À chaque détour, A Teacher s’efforce de complexifier son récit et d’éviter tout manichéisme. Claire n’a pas l’étoffe d’une prédatrice, et la manière dont elle gagne progressivement la confiance d’Eric est presque imperceptible. Elle accepte de lui offrir des cours particuliers en dehors de l’école. Elle vient le chercher après une fête trop arrosée. Un samedi matin, elle lui propose de visiter le campus de l’Université du Texas, où Eric rêve d’étudier. Et elle lui demande de ne pas ébruiter ces petites attentions. Individuellement, ces gestes peuvent sembler innocents. Accumulés, ils instaurent lentement mais sûrement un abus de pouvoir entre la prof et son élève, qui se retrouve vite épris de la jeune femme.
Équilibre précaire
Inutilement sulfureuse par moments, trop contenue par d’autres, la série brille par petites touches : le fait que Claire soit une femme bouleverse nos idées préconçues, mais quand un ami d’Eric se met en tête de sortir avec une jeune fille de 14 ans, le parallèle entre les deux relations est frappant. Les disparités de genre sont toujours observées avec finesse, comme lorsque Eric, en grande détresse psychologique, est considéré comme un héros pour avoir réussi à “choper sa prof bonasse”.

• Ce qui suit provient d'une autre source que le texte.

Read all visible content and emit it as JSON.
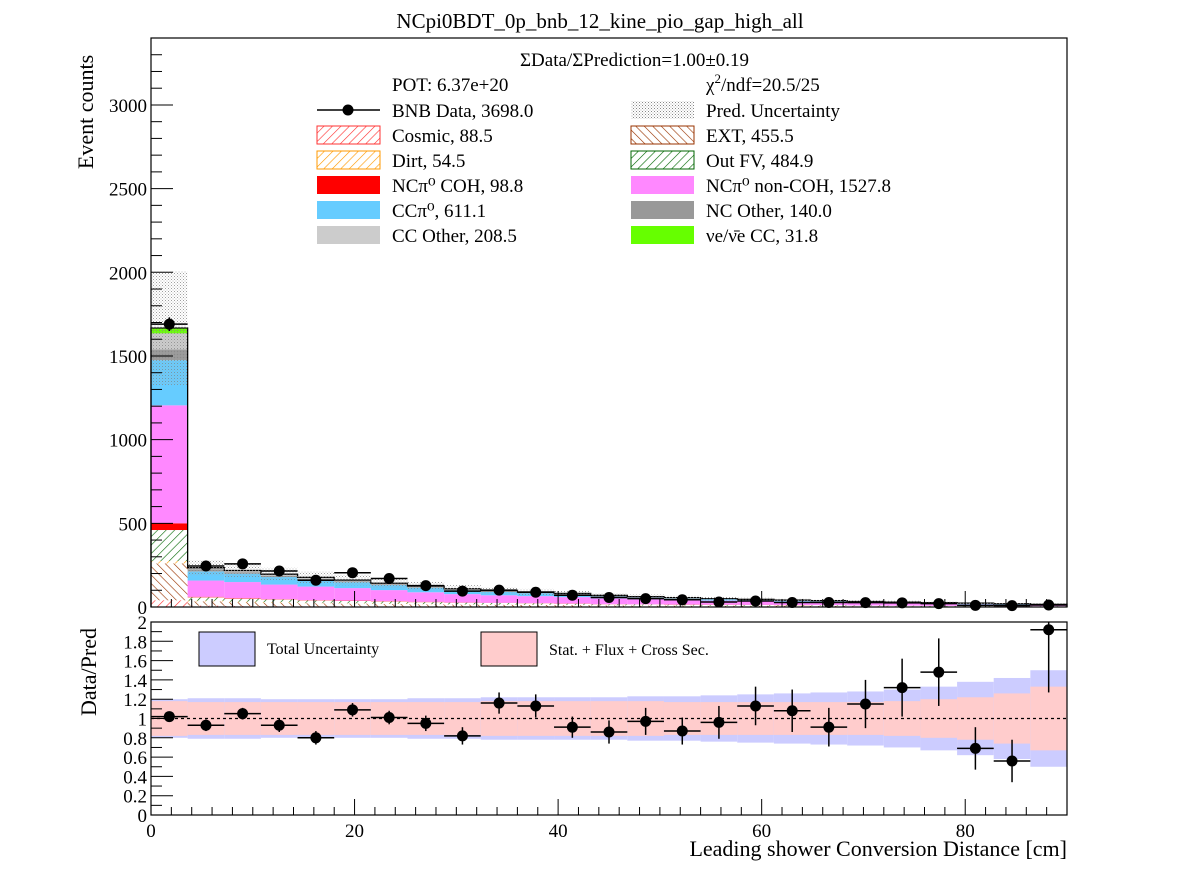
{
  "chart_data": [
    {
      "type": "bar",
      "stacked": true,
      "title": "NCpi0BDT_0p_bnb_12_kine_pio_gap_high_all",
      "xlabel": "Leading shower Conversion Distance [cm]",
      "ylabel": "Event counts",
      "xlim": [
        0,
        90
      ],
      "ylim": [
        0,
        3400
      ],
      "bin_width": 3.6,
      "x": [
        1.8,
        5.4,
        9.0,
        12.6,
        16.2,
        19.8,
        23.4,
        27.0,
        30.6,
        34.2,
        37.8,
        41.4,
        45.0,
        48.6,
        52.2,
        55.8,
        59.4,
        63.0,
        66.6,
        70.2,
        73.8,
        77.4,
        81.0,
        84.6,
        88.2
      ],
      "y_ticks": [
        "0",
        "500",
        "1000",
        "1500",
        "2000",
        "2500",
        "3000"
      ],
      "x_ticks": [
        "0",
        "20",
        "40",
        "60",
        "80"
      ],
      "annotations": {
        "ratio_text": "ΣData/ΣPrediction=1.00±0.19",
        "pot": "POT: 6.37e+20",
        "chi2_prefix": "χ",
        "chi2_sup": "2",
        "chi2_rest": "/ndf=20.5/25"
      },
      "legend": [
        {
          "name": "BNB Data, 3698.0",
          "style": "data",
          "color": "#000000"
        },
        {
          "name": "Pred. Uncertainty",
          "style": "dots",
          "color": "#999999"
        },
        {
          "name": "Cosmic, 88.5",
          "style": "hatch",
          "color": "#ff3333"
        },
        {
          "name": "EXT, 455.5",
          "style": "hatch",
          "color": "#993300"
        },
        {
          "name": "Dirt, 54.5",
          "style": "hatch",
          "color": "#ff9900"
        },
        {
          "name": "Out FV, 484.9",
          "style": "hatch",
          "color": "#006600"
        },
        {
          "name": "NCπ⁰ COH,  98.8",
          "style": "fill",
          "color": "#ff0000"
        },
        {
          "name": "NCπ⁰ non-COH,  1527.8",
          "style": "fill",
          "color": "#ff88ff"
        },
        {
          "name": "CCπ⁰, 611.1",
          "style": "fill",
          "color": "#66ccff"
        },
        {
          "name": "NC Other, 140.0",
          "style": "fill",
          "color": "#999999"
        },
        {
          "name": "CC Other, 208.5",
          "style": "fill",
          "color": "#cccccc"
        },
        {
          "name": "νe/ν̄e CC, 31.8",
          "style": "fill",
          "color": "#66ff00"
        }
      ],
      "series": [
        {
          "name": "Cosmic, 88.5",
          "color": "#ff3333",
          "values": [
            40,
            8,
            6,
            5,
            4,
            4,
            3,
            3,
            2,
            2,
            2,
            2,
            1,
            1,
            1,
            1,
            1,
            1,
            1,
            0,
            0,
            0,
            0,
            0,
            0
          ]
        },
        {
          "name": "EXT, 455.5",
          "color": "#993300",
          "values": [
            220,
            25,
            22,
            20,
            18,
            16,
            15,
            13,
            12,
            11,
            10,
            9,
            8,
            7,
            7,
            6,
            6,
            5,
            5,
            5,
            4,
            4,
            4,
            3,
            3
          ]
        },
        {
          "name": "Dirt, 54.5",
          "color": "#ff9900",
          "values": [
            15,
            5,
            4,
            4,
            3,
            3,
            3,
            2,
            2,
            2,
            2,
            2,
            1,
            1,
            1,
            1,
            1,
            1,
            1,
            1,
            1,
            0,
            0,
            0,
            0
          ]
        },
        {
          "name": "Out FV, 484.9",
          "color": "#006600",
          "values": [
            185,
            20,
            18,
            16,
            14,
            13,
            12,
            11,
            10,
            9,
            8,
            7,
            6,
            6,
            5,
            5,
            4,
            4,
            4,
            3,
            3,
            3,
            2,
            2,
            2
          ]
        },
        {
          "name": "NCπ⁰ COH,  98.8",
          "color": "#ff0000",
          "values": [
            40,
            3,
            3,
            2,
            2,
            2,
            2,
            2,
            1,
            1,
            1,
            1,
            1,
            1,
            1,
            1,
            1,
            1,
            0,
            0,
            0,
            0,
            0,
            0,
            0
          ]
        },
        {
          "name": "NCπ⁰ non-COH,  1527.8",
          "color": "#ff88ff",
          "values": [
            705,
            97,
            96,
            87,
            81,
            75,
            66,
            57,
            50,
            45,
            42,
            38,
            34,
            30,
            27,
            24,
            22,
            20,
            18,
            16,
            14,
            12,
            10,
            8,
            6
          ]
        },
        {
          "name": "CCπ⁰, 611.1",
          "color": "#66ccff",
          "values": [
            270,
            55,
            50,
            45,
            40,
            35,
            30,
            27,
            23,
            20,
            17,
            15,
            12,
            10,
            8,
            7,
            6,
            5,
            5,
            4,
            4,
            3,
            3,
            2,
            2
          ]
        },
        {
          "name": "NC Other, 140.0",
          "color": "#999999",
          "values": [
            65,
            12,
            9,
            8,
            7,
            6,
            5,
            4,
            4,
            3,
            3,
            2,
            2,
            2,
            2,
            1,
            1,
            1,
            1,
            1,
            1,
            1,
            1,
            1,
            1
          ]
        },
        {
          "name": "CC Other, 208.5",
          "color": "#cccccc",
          "values": [
            95,
            10,
            10,
            9,
            8,
            7,
            6,
            6,
            5,
            5,
            5,
            5,
            4,
            4,
            4,
            4,
            4,
            3,
            3,
            3,
            3,
            3,
            3,
            3,
            2
          ]
        },
        {
          "name": "νe/ν̄e CC, 31.8",
          "color": "#66ff00",
          "values": [
            32,
            0,
            0,
            0,
            0,
            0,
            0,
            0,
            0,
            0,
            0,
            0,
            0,
            0,
            0,
            0,
            0,
            0,
            0,
            0,
            0,
            0,
            0,
            0,
            0
          ]
        }
      ],
      "pred_uncertainty": [
        340,
        45,
        42,
        38,
        34,
        31,
        28,
        25,
        22,
        20,
        18,
        16,
        14,
        12,
        11,
        10,
        9,
        8,
        8,
        7,
        7,
        6,
        6,
        5,
        5
      ],
      "data": {
        "name": "BNB Data, 3698.0",
        "values": [
          1690,
          245,
          258,
          215,
          160,
          205,
          170,
          128,
          95,
          101,
          88,
          70,
          57,
          50,
          43,
          30,
          36,
          27,
          27,
          26,
          25,
          20,
          10,
          8,
          12
        ],
        "errors": [
          41,
          16,
          16,
          15,
          13,
          14,
          13,
          11,
          10,
          10,
          9,
          8,
          8,
          7,
          7,
          6,
          6,
          5,
          5,
          5,
          5,
          4,
          3,
          3,
          3
        ]
      }
    },
    {
      "type": "scatter",
      "ylabel": "Data/Pred",
      "xlabel": "Leading shower Conversion Distance [cm]",
      "xlim": [
        0,
        90
      ],
      "ylim": [
        0,
        2
      ],
      "y_ticks": [
        "0",
        "0.2",
        "0.4",
        "0.6",
        "0.8",
        "1",
        "1.2",
        "1.4",
        "1.6",
        "1.8",
        "2"
      ],
      "x_ticks": [
        "0",
        "20",
        "40",
        "60",
        "80"
      ],
      "legend": [
        {
          "name": "Total Uncertainty",
          "color": "#ccccff"
        },
        {
          "name": "Stat. + Flux + Cross Sec.",
          "color": "#ffcccc"
        }
      ],
      "total_uncertainty": [
        0.2,
        0.21,
        0.21,
        0.2,
        0.2,
        0.2,
        0.2,
        0.21,
        0.21,
        0.22,
        0.22,
        0.22,
        0.22,
        0.23,
        0.23,
        0.24,
        0.25,
        0.26,
        0.27,
        0.28,
        0.3,
        0.33,
        0.38,
        0.42,
        0.5
      ],
      "stat_flux_xs": [
        0.18,
        0.17,
        0.17,
        0.17,
        0.17,
        0.17,
        0.17,
        0.17,
        0.17,
        0.18,
        0.18,
        0.18,
        0.18,
        0.18,
        0.17,
        0.17,
        0.17,
        0.17,
        0.17,
        0.17,
        0.18,
        0.2,
        0.22,
        0.26,
        0.33
      ],
      "values": [
        1.02,
        0.93,
        1.05,
        0.93,
        0.8,
        1.09,
        1.01,
        0.95,
        0.82,
        1.16,
        1.13,
        0.91,
        0.86,
        0.97,
        0.87,
        0.96,
        1.13,
        1.08,
        0.91,
        1.15,
        1.32,
        1.48,
        0.69,
        0.56,
        1.92
      ],
      "errors": [
        0.03,
        0.06,
        0.06,
        0.07,
        0.07,
        0.07,
        0.07,
        0.08,
        0.09,
        0.11,
        0.12,
        0.11,
        0.12,
        0.14,
        0.14,
        0.17,
        0.2,
        0.22,
        0.2,
        0.25,
        0.3,
        0.35,
        0.22,
        0.22,
        0.65
      ]
    }
  ]
}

Mais à trop vouloir nuancer son sujet, la série finit parfois par rester en surface des mécanismes qu’elle tente de décrire. À plusieurs reprises, elle flirte avec la romanticisation du rapport abusif, risquant de renforcer le cliché qu’elle voudrait dénoncer : certaines scènes intimes, accompagnées d’une musique éthérée, paraissent plus émoustillantes que malsaines. Son aspect le plus regrettable reste l’écriture du personnage d’Eric, sous-développé par rapport à Claire – un déséquilibre fâcheux pour une série qui semble parfois exprimer plus d’intérêt pour l’agresseuse que pour sa victime. Il faudra attendre une conclusion rapidement évacuée pour que la perspective du personnage s’étoffe enfin. Heureusement, Nick Robinson, connu pour son rôle dans Love, Simon, parvient à s’accommoder d’un script parfois limité et livre une interprétation tout en finesse. Dommage que la série ne soit pas toujours à la hauteur du talent de son casting.